Prime applications/industries
“Industries in remote locations have begun to gain value by making use of cloud solutions. Data that was once stranded locally can now be safely backed up off site. Specifically, the oil and gas industry have strict regulations they must abide by in order to continue operations. With new cloud technology, this indispensable data can now be protected from local memory corruption or loss of connectivity. AI is playing a significant role in the development of new industrial cloud solutions by enabling advanced capabilities that enhance efficiency, productivity, and decision-making,” Brown said.
He added that predictive maintenance has seen huge benefits using AI algorithms to analyze data from industrial equipment, predicting maintenance needs before they occur. Difficult tasks such as energy management can even use AI to analyze consumption and optimize usage. With sustainability being one of the big three facets of Industry 5.0, this technology will speed up meeting sustainability goals without the need for additional manpower. Lastly, AI can be a powerful cyber security tool. Using AI to detect anomalies in real-time leads to faster response times and will overall enhance the cybersecurity of an application.

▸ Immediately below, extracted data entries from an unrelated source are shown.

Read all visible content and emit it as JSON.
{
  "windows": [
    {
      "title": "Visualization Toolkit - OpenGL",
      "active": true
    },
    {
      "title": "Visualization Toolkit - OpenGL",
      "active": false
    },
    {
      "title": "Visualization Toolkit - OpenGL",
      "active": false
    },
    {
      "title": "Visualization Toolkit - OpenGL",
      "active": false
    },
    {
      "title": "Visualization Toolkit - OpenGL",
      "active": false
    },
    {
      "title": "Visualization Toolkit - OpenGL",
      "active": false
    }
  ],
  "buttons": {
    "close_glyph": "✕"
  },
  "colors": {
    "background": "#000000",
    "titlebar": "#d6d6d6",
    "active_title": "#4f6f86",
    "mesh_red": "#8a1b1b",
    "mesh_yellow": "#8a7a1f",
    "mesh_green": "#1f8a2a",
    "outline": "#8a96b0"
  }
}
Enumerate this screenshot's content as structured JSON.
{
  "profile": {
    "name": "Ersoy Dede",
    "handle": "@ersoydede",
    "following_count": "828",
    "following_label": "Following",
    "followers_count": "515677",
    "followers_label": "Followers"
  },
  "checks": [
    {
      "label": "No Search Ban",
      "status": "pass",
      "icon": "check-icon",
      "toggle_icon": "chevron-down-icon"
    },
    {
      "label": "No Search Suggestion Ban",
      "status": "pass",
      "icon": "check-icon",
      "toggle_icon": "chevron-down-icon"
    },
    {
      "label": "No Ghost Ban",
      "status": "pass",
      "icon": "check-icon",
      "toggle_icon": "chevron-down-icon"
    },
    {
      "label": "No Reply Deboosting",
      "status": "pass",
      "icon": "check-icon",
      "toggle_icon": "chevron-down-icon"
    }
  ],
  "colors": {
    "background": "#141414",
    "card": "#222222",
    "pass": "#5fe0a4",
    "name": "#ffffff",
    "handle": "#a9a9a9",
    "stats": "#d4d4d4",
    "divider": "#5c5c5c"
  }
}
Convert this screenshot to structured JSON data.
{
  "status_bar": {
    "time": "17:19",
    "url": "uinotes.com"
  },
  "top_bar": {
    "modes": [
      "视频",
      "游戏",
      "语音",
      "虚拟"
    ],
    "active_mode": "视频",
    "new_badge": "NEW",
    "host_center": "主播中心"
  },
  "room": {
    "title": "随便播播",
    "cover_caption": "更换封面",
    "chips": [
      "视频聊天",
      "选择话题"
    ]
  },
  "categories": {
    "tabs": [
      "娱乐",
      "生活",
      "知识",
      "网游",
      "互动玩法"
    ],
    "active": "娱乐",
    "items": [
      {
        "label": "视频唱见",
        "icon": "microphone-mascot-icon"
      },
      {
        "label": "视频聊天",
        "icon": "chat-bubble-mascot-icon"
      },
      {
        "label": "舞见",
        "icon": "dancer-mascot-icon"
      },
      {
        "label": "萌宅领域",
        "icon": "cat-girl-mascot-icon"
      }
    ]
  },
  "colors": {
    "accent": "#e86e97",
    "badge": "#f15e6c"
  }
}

“The future of industrial edge solutions is promising. With all the latest advancements in AI, cloud computing, and data management, the next generation of industry will be more secure and intelligent than ever before,” Brown said. “Industry 4.0 at its core is based around connectivity. As more industrial edge solutions make their way into applications, industry 4.0 tech will become easier and more affordable for companies to integrate into their day-to-day operations. As the industrial edge evolves, it continues to focus on these key factors that can be the make-or-break for companies who chose to add this tech to their systems.”
As we start to see this tech work successfully, there will be more demand. More demand leads to more money and time invested in moving this technology forward, resulting in better cybersecurity and resource management.
“All these factors come together to create an industrial edge that helps companies not only collect data from their applications, but also get the most use from it. Data is no longer trapped at the ground level, with these new advancements, we will start to see data being further accessed, connected, and visualized,” he added.